Dir: Andrew Stanton
Star (voice): Ellen DeGeneres, Ed O’Neill, Albert Brooks, Hayden Rolence
Benjamin Franklin once wrote, “Those who would give up essential liberty, to purchase a little temporary safety, deserve neither liberty nor safety.” Personally, I would welcome with open arms the establishment of any totalitarian government who promised to ban preschool children from cinemas after 9pm. Seriously, folks: Hollywood is not your goddamn babysitter. We deliberately chose a 9:30pm start time, so we would not have to put up with this shit. If your rug-rat is incapable of sitting for two hours without shrieking at the top of their lungs, do not bring them to the fucking movies. If something happens to trigger said shrieking, take them outside. Not rocket science, folks.
On the plus side, nice to be reminded now and again, that a major benefit of piracy is not having to deal with other people and the fruit of their loins. You don’t have to yell at kids to get off your damn downloads.

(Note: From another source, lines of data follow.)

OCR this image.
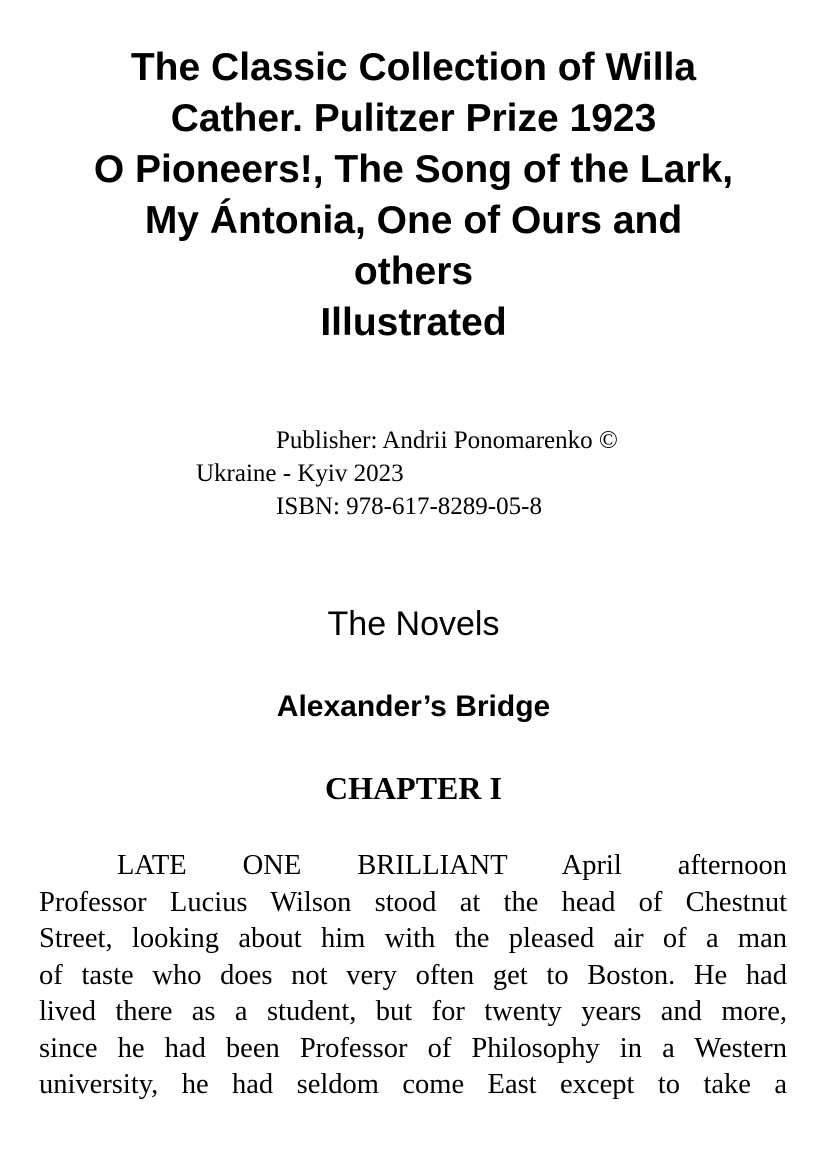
The Classic Collection of Willa
Cather. Pulitzer Prize 1923
O Pioneers!, The Song of the Lark,
My Ántonia, One of Ours and
others
Illustrated
Publisher: Andrii Ponomarenko ©
Ukraine - Kyiv 2023
ISBN: 978-617-8289-05-8
The Novels
Alexander’s Bridge
CHAPTER I
LATE ONE BRILLIANT April afternoon
Professor Lucius Wilson stood at the head of Chestnut
Street, looking about him with the pleased air of a man
of taste who does not very often get to Boston. He had
lived there as a student, but for twenty years and more,
since he had been Professor of Philosophy in a Western
university, he had seldom come East except to take a
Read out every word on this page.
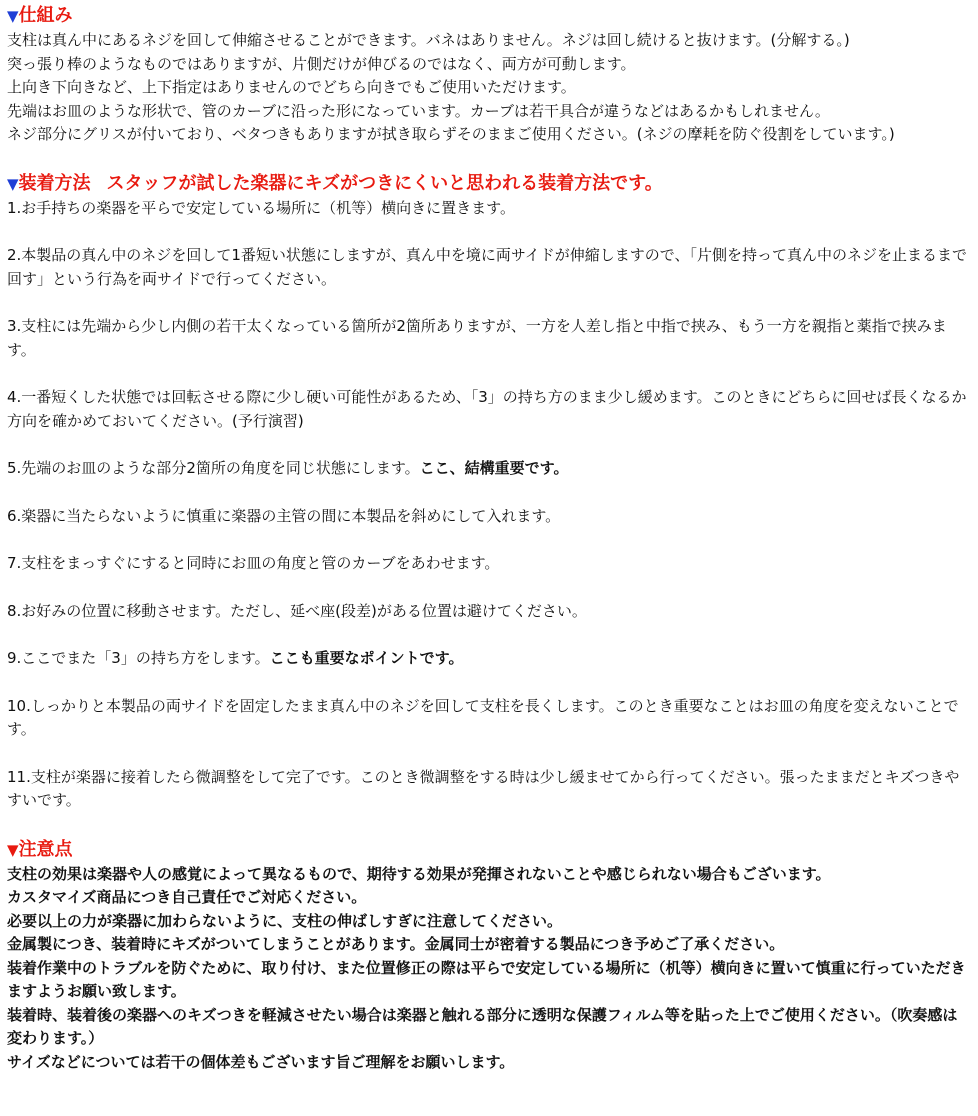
▼仕組み

支柱は真ん中にあるネジを回して伸縮させることができます。バネはありません。ネジは回し続けると抜けます。(分解する。)

突っ張り棒のようなものではありますが、片側だけが伸びるのではなく、両方が可動します。

上向き下向きなど、上下指定はありませんのでどちら向きでもご使用いただけます。

先端はお皿のような形状で、管のカーブに沿った形になっています。カーブは若干具合が違うなどはあるかもしれません。

ネジ部分にグリスが付いており、ベタつきもありますが拭き取らずそのままご使用ください。(ネジの摩耗を防ぐ役割をしています。)

▼装着方法 スタッフが試した楽器にキズがつきにくいと思われる装着方法です。

1.お手持ちの楽器を平らで安定している場所に（机等）横向きに置きます。

2.本製品の真ん中のネジを回して1番短い状態にしますが、真ん中を境に両サイドが伸縮しますので、「片側を持って真ん中のネジを止まるまで回す」という行為を両サイドで行ってください。

3.支柱には先端から少し内側の若干太くなっている箇所が2箇所ありますが、一方を人差し指と中指で挟み、もう一方を親指と薬指で挟みます。

4.一番短くした状態では回転させる際に少し硬い可能性があるため、「3」の持ち方のまま少し緩めます。このときにどちらに回せば長くなるか方向を確かめておいてください。(予行演習)

5.先端のお皿のような部分2箇所の角度を同じ状態にします。ここ、結構重要です。

6.楽器に当たらないように慎重に楽器の主管の間に本製品を斜めにして入れます。

7.支柱をまっすぐにすると同時にお皿の角度と管のカーブをあわせます。

8.お好みの位置に移動させます。ただし、延べ座(段差)がある位置は避けてください。

9.ここでまた「3」の持ち方をします。ここも重要なポイントです。

10.しっかりと本製品の両サイドを固定したまま真ん中のネジを回して支柱を長くします。このとき重要なことはお皿の角度を変えないことです。

11.支柱が楽器に接着したら微調整をして完了です。このとき微調整をする時は少し緩ませてから行ってください。張ったままだとキズつきやすいです。

▼注意点

支柱の効果は楽器や人の感覚によって異なるもので、期待する効果が発揮されないことや感じられない場合もございます。

カスタマイズ商品につき自己責任でご対応ください。

必要以上の力が楽器に加わらないように、支柱の伸ばしすぎに注意してください。

金属製につき、装着時にキズがついてしまうことがあります。金属同士が密着する製品につき予めご了承ください。

装着作業中のトラブルを防ぐために、取り付け、また位置修正の際は平らで安定している場所に（机等）横向きに置いて慎重に行っていただきますようお願い致します。

装着時、装着後の楽器へのキズつきを軽減させたい場合は楽器と触れる部分に透明な保護フィルム等を貼った上でご使用ください。（吹奏感は変わります。）

サイズなどについては若干の個体差もございます旨ご理解をお願いします。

Anyway, this is a shamelessly manipulative sequel, which sinks its scaly fins into the audience’s heart-strings, right from the opening scene featuring a baby Dory playing hide-and-seek with her parents. Seriously, her eyeballs must represent a full one-third of her body weight. Each. It’s told partly in these flashbacks, mostly as adult Dory (DeGeneres) heads out in search of her lost parents, trailed by Marlin (Brooks) and Nemo (Rolence). This brings Dory to a sea-life center on the California coast, where grumpy septopus Hank (O’Neill) – he lost a tentacle in an accident – agrees to help the forgetful fish find her family.
There are a number of ways in which this falls short of the original: characters and storyline are the most obvious, and “obvious” is a fairly good word to describe their shortcomings, too. The original was a non-stop parade of invention on both fronts: you never knew what lay around the next breaker. Here, Hank is likely the only new character to make any kind of impression, and the storyline is a near-carbon copy of the first, even though Marlin and Nemo’s presence is almost close to superfluous, in terms of the plot. They trail in Dory’s wake for the entire film, and would provide more value, deep-fried in crispy beer-batter and with a side of tartare sauce. Plus, I expected better than the old “dramatically appropriate amnesia” saw.
All of which seems entirely condemnatory, but is not the case. I laughed, I sniffled, I hummed along with the end song, and this is salvaged mostly because Pixar are just so damn good at their job. Like peak Spielberg, while you may know you’re being emotionally manipulated, that doesn’t stop it from working, dammitalltohell. If you aren’t swallowing hard, at least once in the final 10 minutes, you probably consider Dexter Morgan a role-model. We’re also holding the company to a far higher standard than anyone else. If this had been the product of Dreamworks Animation, it would be among the best of their entire output. Beside Monsters, Inc, Wall-E and Up? The faint scent of questionable sushi hangs over the project.
However, there’s no doubt that Dory stole every scene she had in the original, and making her the focus of the sequel was an insanely smart decision. DeGeneres hits just about every line out of the park, and the rest of the voice cast aren’t far back. Add the typically lush visuals, and you’ve got something which seems sure to win the 2016 Academy Award for Best
Pixar Animated Feature. But I can’t say it’s one that will get us to drop what we’re doing, whenever we stumble across it on cable, in the way the original still does, thirteen years on.